„Die Menschen sind verzweifelt, viele sind seit Monaten auf der Flucht. Schon bei der letzten großen Offensive im Spätsommer gab es nicht mehr genügend Wohnraum für alle. Selbst jetzt im Winter leben Familien unter Bäumen am Straßenrand und es kommen immer mehr neue Geflüchtete dazu“, sagt Wael Khedr, unser Projektverantwortlicher für die Nothilfe in Syrien.

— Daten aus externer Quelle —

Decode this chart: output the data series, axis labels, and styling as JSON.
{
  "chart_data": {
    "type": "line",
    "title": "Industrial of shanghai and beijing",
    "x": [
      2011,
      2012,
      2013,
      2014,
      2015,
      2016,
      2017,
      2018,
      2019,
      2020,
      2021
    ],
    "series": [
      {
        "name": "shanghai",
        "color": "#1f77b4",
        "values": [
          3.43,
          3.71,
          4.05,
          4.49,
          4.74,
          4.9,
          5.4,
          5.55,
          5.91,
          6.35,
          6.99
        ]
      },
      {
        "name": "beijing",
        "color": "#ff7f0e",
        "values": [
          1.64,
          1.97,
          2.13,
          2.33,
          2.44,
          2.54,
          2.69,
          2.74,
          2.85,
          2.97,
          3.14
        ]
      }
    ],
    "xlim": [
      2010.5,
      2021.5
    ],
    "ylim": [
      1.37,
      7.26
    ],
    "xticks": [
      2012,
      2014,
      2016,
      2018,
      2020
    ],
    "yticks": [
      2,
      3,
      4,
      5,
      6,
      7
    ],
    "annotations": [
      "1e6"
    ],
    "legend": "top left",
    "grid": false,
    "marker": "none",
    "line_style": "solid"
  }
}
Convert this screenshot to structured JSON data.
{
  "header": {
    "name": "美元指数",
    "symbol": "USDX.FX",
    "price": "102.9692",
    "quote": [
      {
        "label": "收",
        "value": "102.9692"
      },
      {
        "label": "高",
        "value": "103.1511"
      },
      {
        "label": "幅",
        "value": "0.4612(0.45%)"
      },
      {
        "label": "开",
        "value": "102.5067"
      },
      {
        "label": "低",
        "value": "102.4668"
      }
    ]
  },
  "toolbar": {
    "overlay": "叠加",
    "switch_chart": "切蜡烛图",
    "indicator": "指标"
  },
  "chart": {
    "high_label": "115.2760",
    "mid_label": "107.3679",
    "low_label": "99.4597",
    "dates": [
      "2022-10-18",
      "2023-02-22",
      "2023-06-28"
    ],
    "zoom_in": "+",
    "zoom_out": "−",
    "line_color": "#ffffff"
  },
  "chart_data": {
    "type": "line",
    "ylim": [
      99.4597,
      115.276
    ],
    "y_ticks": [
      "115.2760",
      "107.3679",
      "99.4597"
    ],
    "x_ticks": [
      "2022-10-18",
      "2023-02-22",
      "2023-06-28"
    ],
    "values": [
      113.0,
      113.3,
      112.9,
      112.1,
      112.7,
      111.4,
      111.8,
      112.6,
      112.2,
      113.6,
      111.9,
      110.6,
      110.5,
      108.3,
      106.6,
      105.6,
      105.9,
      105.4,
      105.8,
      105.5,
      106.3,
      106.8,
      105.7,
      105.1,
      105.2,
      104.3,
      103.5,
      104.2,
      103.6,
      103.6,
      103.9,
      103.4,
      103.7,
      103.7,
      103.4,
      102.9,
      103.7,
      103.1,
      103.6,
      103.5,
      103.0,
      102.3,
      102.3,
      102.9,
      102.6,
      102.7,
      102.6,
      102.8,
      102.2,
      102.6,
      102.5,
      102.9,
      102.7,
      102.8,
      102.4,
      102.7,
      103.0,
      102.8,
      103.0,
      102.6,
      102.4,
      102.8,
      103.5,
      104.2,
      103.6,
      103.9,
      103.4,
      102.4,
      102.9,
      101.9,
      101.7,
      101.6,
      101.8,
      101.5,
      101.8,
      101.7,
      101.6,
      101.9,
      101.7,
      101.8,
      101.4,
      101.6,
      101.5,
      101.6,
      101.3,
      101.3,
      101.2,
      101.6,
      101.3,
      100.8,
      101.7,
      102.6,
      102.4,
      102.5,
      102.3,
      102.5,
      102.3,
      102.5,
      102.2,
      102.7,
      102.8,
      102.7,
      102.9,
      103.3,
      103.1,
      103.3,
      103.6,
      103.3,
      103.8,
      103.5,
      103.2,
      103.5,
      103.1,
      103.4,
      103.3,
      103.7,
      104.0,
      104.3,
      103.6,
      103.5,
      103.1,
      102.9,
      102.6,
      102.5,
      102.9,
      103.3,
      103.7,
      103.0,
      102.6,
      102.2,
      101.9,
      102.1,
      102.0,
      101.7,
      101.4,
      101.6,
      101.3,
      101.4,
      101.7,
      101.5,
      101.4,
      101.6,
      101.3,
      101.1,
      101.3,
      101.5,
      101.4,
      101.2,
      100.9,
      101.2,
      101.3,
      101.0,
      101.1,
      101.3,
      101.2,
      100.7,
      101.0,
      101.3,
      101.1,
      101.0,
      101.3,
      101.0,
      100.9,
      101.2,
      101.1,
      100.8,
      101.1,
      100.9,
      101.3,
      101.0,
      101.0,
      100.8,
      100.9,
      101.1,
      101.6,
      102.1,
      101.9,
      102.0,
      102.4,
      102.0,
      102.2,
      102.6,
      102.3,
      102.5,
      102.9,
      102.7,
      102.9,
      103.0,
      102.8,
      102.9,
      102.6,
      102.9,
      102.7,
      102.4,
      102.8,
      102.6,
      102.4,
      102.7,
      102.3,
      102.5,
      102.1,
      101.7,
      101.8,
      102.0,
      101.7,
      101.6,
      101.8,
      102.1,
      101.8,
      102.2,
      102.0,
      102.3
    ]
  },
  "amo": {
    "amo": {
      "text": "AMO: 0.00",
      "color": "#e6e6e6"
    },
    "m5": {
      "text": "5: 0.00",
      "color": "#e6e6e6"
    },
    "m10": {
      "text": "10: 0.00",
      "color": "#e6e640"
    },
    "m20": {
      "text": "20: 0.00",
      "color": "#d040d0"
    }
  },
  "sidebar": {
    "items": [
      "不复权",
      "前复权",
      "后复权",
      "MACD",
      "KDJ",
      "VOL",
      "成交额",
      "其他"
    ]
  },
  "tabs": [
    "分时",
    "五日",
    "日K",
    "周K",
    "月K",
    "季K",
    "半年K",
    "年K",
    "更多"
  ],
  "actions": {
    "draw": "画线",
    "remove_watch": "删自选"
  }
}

Trinkwasser, Brot und Unterkunft
Seit 2012 ist arche noVa in den Regionen um Idlib und Aleppo aktiv. Mit der Verteilung von Wasser, Brot, Lebensmittel- und Hygienepaketen versuchen die syrischen Kolleginnen und Kollegen die schlimmste Not ihrer Landsleute zu lindern. Und sind oft selbst direkt von den Kampfhandlungen betroffen.
„Von unserem Team aus 25, mussten 15 in den letzten Wochen selbst fliehen. Nicht alle von ihnen konnte eine Wohnung mieten, manche mussten notdürftig bei Verwandten oder Bekannten unterkommen“, sagt Wael Khedr.
arche noVa-Büro zwischenzeitlich evakuiert
Immerhin sei die schlimmste Bedrohung durch die vorrückenden Regierungstruppen erstmal vorbei, das evakuierte Büro wieder geöffnet und die humanitären Helferinnen und Helfer sind alle wieder im Einsatz. Denn die Not ist groß. Den Menschen fehlt es an allem.
„Eigentlich haben wir die Ausgabe der Hilfsgüter bisher immer systematisch und monatsweise geplant, aber im Moment verteilen wir in Abstimmung mit den Vertretern der informellen Lager und den Vertretern der Gastgemeinden so viel wie möglich, überwiegend kurzfristig an Neuankömmlinge und an die Bedürftigsten unter ihnen, darunter alleinerziehende Frauen, Familien mit mehr als fünf Kindern oder mit kranken Familienangehörigen“, sagt Wael Khedr. Insgesamt werden im Moment 11.500 Familien mit Lebensmitteln und Wasser versorgt. 2.700 Kinder bekommen warme Unterwäsche, Mützen, Schals und dicke Jacken.
Die Kinder leiden am meisten. Sie verstehen oft gar nicht, was geschieht, haben alles verloren. Immer wieder sehen wir auch Familien, die von minderjährigen Familienoberhäuptern geführt werden, die schon so jung die Verantwortung für die ganze Familie tragen müssen. Hier versuchen wir direkt zu unterstützen.
Flucht aus Idlib
Ein wichtiger Schwerpunkt unserer Arbeit in den Fluchtgebieten nördlich von Idlib und südlich der Grenze zur Türkei, ist neben der Verteilung von Lebensmitteln auch die notdürftige Renovierung halbfertiger oder teilweise zerstörter Wohngebäude, um den Geflüchteten Schutz vor Kälte und Regen zu bieten. Bisher haben wir schon etwa 150 Wohnungen notdürftig instand setzen können, 60 weitere Wohnungen werden folgen, wo wir derzeit Fenster und Türen einbauen und sanitäre Einrichtungen reparieren. Eigentlich war eine Wohnung für je eine Familie vorgesehen, im Moment ziehen in der Not in jede fertige Wohnung mindestens drei Familien ein. „Wir können nur hoffen, dass die Menschen dann auch hier bleiben können und nicht erneut fliehen müssen“, so Wael Khedr. Die Sorge ist berechtigt, denn Assads Truppen rücken immer wieder näher, zerstören Wohngebäude, Schulen, Krankenhäuser.
„Aber so lange es irgendwie geht, versuchen wir Hilfe zu leisten. Das ist alles, was wir tun können.“, betont Wael Khedr.